In 1887, an Indian man named Abdul Karim was sent to England to help Queen Victoria communicate with the Indian prince at her Golden Jubilee. From there stemmed a 14-year-long friendship that raised more than a few eyebrows at English court, but one that held a uniquely special place in the queen's heart. Karim became her confidant, friend, and practical member of her family.
Not everyone at court enjoyed having Karim there, for reasons including his heritage as well as his perceived arrogance. After Victoria died (and was buried with some odd things in her coffin), Karim was unceremoniously sent back to India without a single letter from his friend, the queen, left in his possession. But their remarkable friendship stood the test of time, and historians now know the impact it had on Victoria and the monarchy itself.
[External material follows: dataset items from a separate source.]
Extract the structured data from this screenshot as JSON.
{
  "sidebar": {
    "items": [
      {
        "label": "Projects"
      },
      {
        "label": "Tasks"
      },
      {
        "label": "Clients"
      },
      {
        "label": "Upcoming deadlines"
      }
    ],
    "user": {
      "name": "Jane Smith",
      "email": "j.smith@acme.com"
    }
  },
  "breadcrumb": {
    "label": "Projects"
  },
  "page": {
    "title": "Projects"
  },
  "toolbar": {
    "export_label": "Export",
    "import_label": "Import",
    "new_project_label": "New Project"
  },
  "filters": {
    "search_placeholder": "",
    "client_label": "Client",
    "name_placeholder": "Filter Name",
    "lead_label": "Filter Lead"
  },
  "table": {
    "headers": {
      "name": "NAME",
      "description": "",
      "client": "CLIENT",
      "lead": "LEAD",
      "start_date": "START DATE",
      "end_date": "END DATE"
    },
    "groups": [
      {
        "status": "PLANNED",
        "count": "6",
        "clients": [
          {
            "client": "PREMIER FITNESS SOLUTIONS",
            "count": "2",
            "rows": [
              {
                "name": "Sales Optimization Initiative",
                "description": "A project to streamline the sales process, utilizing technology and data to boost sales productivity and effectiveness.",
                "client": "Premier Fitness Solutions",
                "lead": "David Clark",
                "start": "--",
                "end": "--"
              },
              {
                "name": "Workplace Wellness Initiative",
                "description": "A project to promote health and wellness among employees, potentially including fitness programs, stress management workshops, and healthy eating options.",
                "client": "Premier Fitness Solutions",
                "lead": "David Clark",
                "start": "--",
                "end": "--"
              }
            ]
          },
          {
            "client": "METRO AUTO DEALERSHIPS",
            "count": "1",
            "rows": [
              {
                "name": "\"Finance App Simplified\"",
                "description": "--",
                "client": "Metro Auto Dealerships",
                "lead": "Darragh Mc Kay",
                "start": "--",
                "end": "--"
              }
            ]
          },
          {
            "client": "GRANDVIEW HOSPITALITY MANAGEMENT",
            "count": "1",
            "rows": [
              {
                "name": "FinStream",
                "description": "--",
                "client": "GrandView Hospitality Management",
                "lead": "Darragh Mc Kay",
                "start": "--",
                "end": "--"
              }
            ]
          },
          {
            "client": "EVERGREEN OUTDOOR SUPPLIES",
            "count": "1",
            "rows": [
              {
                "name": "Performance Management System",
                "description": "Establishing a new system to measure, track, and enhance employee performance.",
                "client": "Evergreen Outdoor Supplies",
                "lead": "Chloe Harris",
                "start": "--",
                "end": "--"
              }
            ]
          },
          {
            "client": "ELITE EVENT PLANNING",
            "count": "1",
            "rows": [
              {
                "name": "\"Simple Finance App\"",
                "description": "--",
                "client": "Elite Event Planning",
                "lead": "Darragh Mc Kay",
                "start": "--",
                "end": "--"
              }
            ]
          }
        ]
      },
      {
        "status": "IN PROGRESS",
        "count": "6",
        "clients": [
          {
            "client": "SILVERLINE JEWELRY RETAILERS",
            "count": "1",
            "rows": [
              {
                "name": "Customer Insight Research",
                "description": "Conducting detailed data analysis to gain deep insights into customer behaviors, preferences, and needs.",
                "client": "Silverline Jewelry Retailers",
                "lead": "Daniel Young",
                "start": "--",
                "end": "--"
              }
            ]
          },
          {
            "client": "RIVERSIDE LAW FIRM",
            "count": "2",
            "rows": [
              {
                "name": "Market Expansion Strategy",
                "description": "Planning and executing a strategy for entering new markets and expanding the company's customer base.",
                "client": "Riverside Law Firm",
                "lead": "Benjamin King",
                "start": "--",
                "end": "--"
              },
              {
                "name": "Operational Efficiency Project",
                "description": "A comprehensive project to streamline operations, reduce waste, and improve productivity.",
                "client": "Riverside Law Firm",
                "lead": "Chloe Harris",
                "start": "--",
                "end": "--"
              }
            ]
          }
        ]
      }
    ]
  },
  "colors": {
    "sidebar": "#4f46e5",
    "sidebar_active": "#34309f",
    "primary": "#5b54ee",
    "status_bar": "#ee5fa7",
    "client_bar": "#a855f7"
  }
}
The story has become so popular, the film Victoria and Abdul starring Judi Dench was released in September 2017.
Karim Caught The Queen's Attention After Cooking Her Chicken Curry
Abdul Karim was working as a jail clerk in Agra, India, when he was selected to accompany a retinue to England for the Queen's Golden Jubilee, celebrating her 50 years on the throne. He was a "gift" to the Queen, part of a group hired to work the banquet after Victoria had mentioned interest in Indian culture.
It was when he made Victoria a homemade dish of chicken curry and dal at her summer home at the Isle of Wight that their friendship blossomed — she even added the dish to her regular menu. Victoria was immediately taken with the man, whom she described in her diary as "tall with a fine serious countenance."
Their Friendship Lasted 14 Years
24-year-old Abdul Kairm met 68-year-old Queen Victoria in 1887, and they remained fast friends until her death in 1901. It was a strong, lasting friendship, despite the hardships Karim faced as a man of color at English court. Karim died only eight years after the queen, the friendship lasting about a third of his life.
Karim Filled A Vacant Role In The Queen's Life
As much as the court disliked Karim, they weren't too fond of Victoria's other close companion, a Scottish servant named John Brown. Victoria, famous for the intensity with which she mourned her late husband, Albert, found comfort in Brown, with whom she probably had a romantic relationship. They were so close that she was even buried wearing both her wedding ring to Albert and a ring of Brown's.
Four years after Brown died, Victoria found comfort once again in the 24-year-old Karim, although this friendship was most likely platonic. Victoria even brought Karim to the Scottish cottage she once frequented with Brown, and vowed never to return to. It seemed Karim's friendship renewed a spark for life within the ageing queen.
Victoria Was Intrigued By Indian Culture, And Had Karim Teach Her Urdu
The reason Karim came to England in the first place was because Queen Victoria had expressed interest in Indian culture, thus prompting the "gifts" at her jubilee. As her friendship with Karim grew stronger, so did her curiosity about the foreign culture, which Karim helped her to understand. He taught her Urdu, and was eventually promoted to "Munshi and Indian Clerk to the Queen Empress," Munshi meaning teacher.